The Quest for Closure


We began our day in Hue with a church service where Col. John Clark shared an impactful story and a message of hope. We then traveled by boat down the Perfume River and were dropped off on the bank to tour a Buddhist Pagoda built in 1601.


After lunch we explored the ancient portion of Hue known as the Citadel. This is where the Nguyen Dynasty resided until 1945. It held significant meaning to the Vietnamese people because it was the ancient capital. This historical site was later severely damaged in the Vietnam War.


Hue is a particularly significant place for our veteran, Donald Browning, as he fought in the Battle of Hue when he first arrived in Vietnam in 1968. Browning was assigned to the 1st Battalion 7th Marine Regiment and was trained on the M-60 machine gun. Upon arrival in Da Nang, Browning was sent on a temporary duty assignment to help the 1st Battalion 5th Marine Regiment in Hue during the late days of the Tet Offensive. After serving in Hue, Browning returned to his original unit and served in the Quang Nam Province where he spent most of his time in Vietnam where he performed search and destroy missions and reconnaissance work.

Upon arriving in Vietnam, Browning distinctly remembered the pungent odors of the countryside including decomposition, gunpowder, and human waste. He also recalled an initial intense sense of fear, not knowing if he would ever be able to sleep again. Browning prayed that he would not embarrass himself or the Marine Corps so he tried to hide his fear; however, after being involved in some heavy contact in Hue, Browning remembered hearing wounded men crying out, “God help me,” and he knew he was not alone because everyone else was filled with the same fear.


When we arrived yesterday Browning commented that he did not even recognize the city of Hue. He was surprised at how well the city had been rebuilt, because in 1968 the buildings were torn up and the city was destroyed from the bombing. However, Browning also remarked that the Vietnamese are a very resilient group of people, and he understood how they recovered.

This was Browning’s first time returning to Vietnam and he was filled with anticipation for the trip. He explained a year ago he would not have volunteered to go on this trip because of past experiences. Through sharing stories with his support system he was able to work through a lot of his memories and return to Vietnam. We were able to walk alongside Browning and provide support during our time in Hue. This allowed Browning to share some of his experiences with the group.

After the war, Browning served in the Oklahoma City Police Department motorcycle patrol and K-9 unit. He and his dog Gunney received national recognition for helping in the recovery efforts following the Oklahoma City Bombing in 1995. He also travelled to New York City to assist in the aftermath of 9/11.

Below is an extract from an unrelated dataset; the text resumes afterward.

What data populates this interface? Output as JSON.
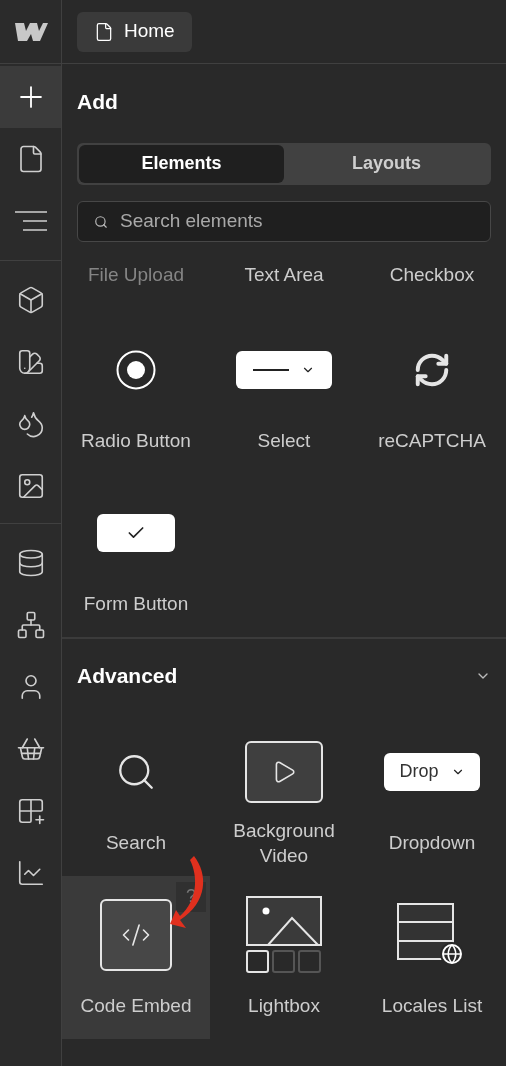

Over the past week we have been blessed to learn from Browning’s stories and experiences. He has taught us how important it is to help those in need and fight for what is right. Browning also showed us that the effects of the Vietnam War can still be felt today in the lives of the men who served. We will always remember Browning for his compassion and his ability to stand for what he believes is right, and hope that we will be able to show the same character throughout our own lives.